In order to avoid message collisions during routing of multiple messages concurrently, conventional switching systems have buffers in each network node in which queues of messages awaiting transmission are stored. Flow control mechanisms are used in the network nodes to inform neighboring nodes of overflow conditions. Such systems then develop congestion in areas of the network, known as "hot spots" which can propagate through the network causing bottle neck and even deadlock in which message flow ceases because critical message queues are filled. When a bottleneck appears, the delay time in which a message remains in the network without reaching its destination can increase without bounds.
Techniques for message switching where the message is transmitted from node to node in its entirety and circuit switching in which a message header is sent from the source node to establish a fixed path to the destination node which is held between the source and destination nodes for as long as communication is taking place between the two nodes, have heretofore given rise to bottlenecks and deadlocks.

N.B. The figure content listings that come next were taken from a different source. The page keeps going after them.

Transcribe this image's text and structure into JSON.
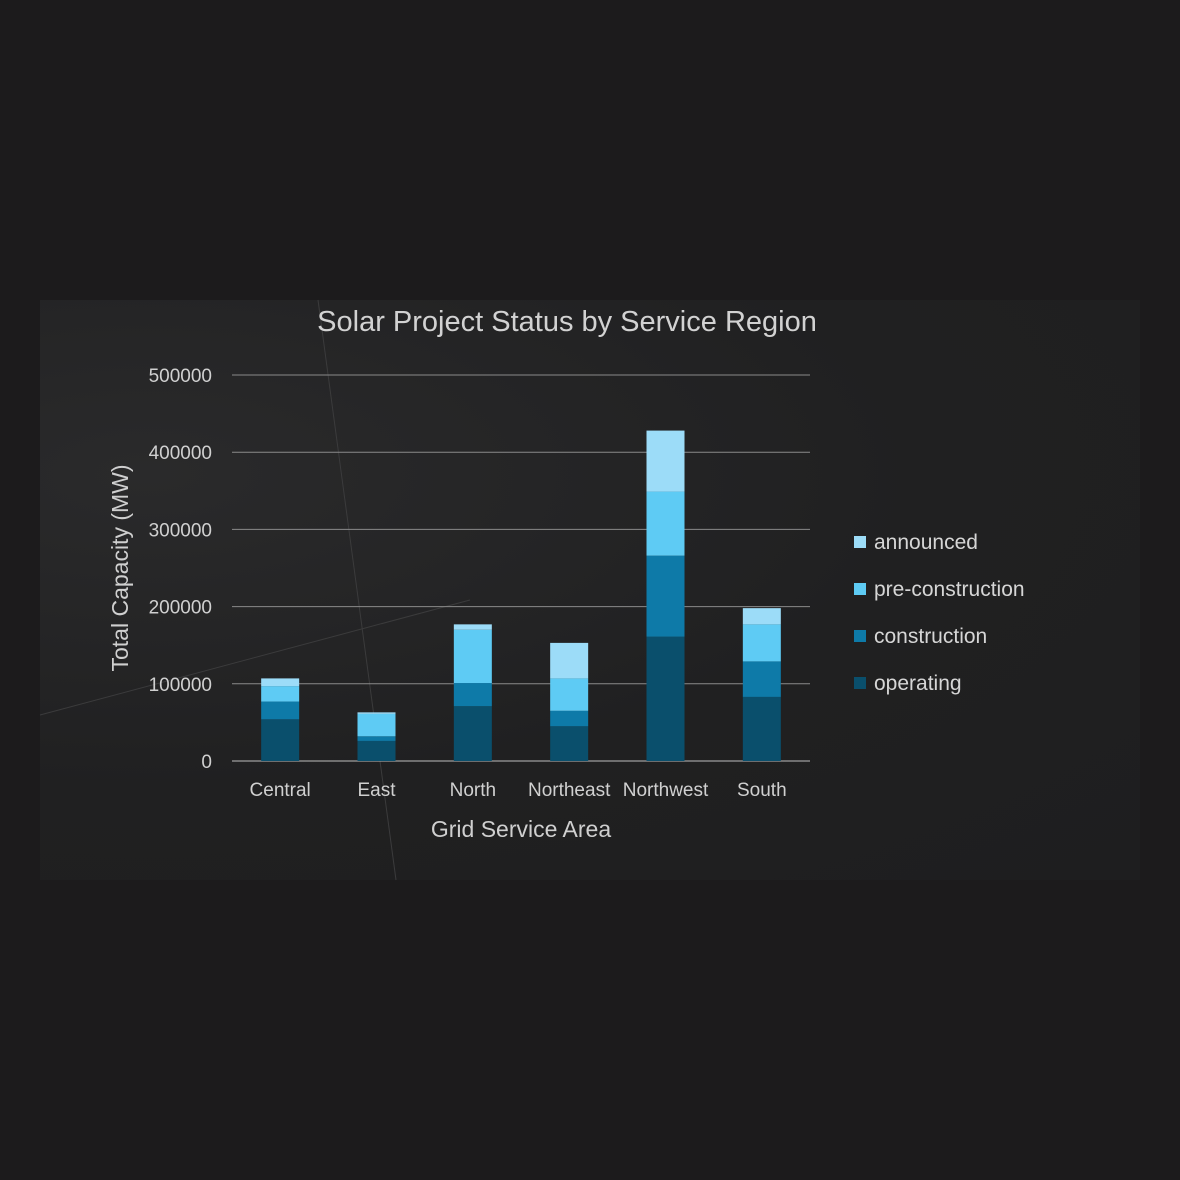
{
  "chart_data": {
    "type": "bar",
    "stacked": true,
    "title": "Solar Project Status by Service Region",
    "xlabel": "Grid Service Area",
    "ylabel": "Total Capacity (MW)",
    "ylim": [
      0,
      500000
    ],
    "yticks": [
      "0",
      "100000",
      "200000",
      "300000",
      "400000",
      "500000"
    ],
    "grid": true,
    "legend_position": "right",
    "categories": [
      "Central",
      "East",
      "North",
      "Northeast",
      "Northwest",
      "South"
    ],
    "series": [
      {
        "name": "operating",
        "color": "#0a4f6c",
        "values": [
          54000,
          26000,
          71000,
          45000,
          161000,
          83000
        ]
      },
      {
        "name": "construction",
        "color": "#0e7aa8",
        "values": [
          23000,
          6000,
          30000,
          20000,
          105000,
          46000
        ]
      },
      {
        "name": "pre-construction",
        "color": "#5ecbf4",
        "values": [
          20000,
          29000,
          69000,
          42000,
          83000,
          48000
        ]
      },
      {
        "name": "announced",
        "color": "#9cdcf8",
        "values": [
          10000,
          2000,
          7000,
          46000,
          79000,
          21000
        ]
      }
    ]
  }
}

Attempts to avoid bottlenecks and deadlocks have been based upon sorting of buffer space. See, P. Merlin and P.J. Schweitzer, "Deadlock Avoidance in Store and Forward Networks--I: Stored-And Forward", IEEE Transactions on Communications, COM 28-3 1988, pp. 345-354. A strategy in which acyclic message paths are used has been proposed as another way of avoiding deadlocks. See, W.J. Dally and C.L. Seitz, "Deadlock Free Message Routing in Multiprocessor Interconnection Networks", IEEE Transactions on Computers, C36-5, May 1987, pp. 547-553. Such routing techniques are basically static, rather than dynamic since the route is determined at the initiation point (the source node).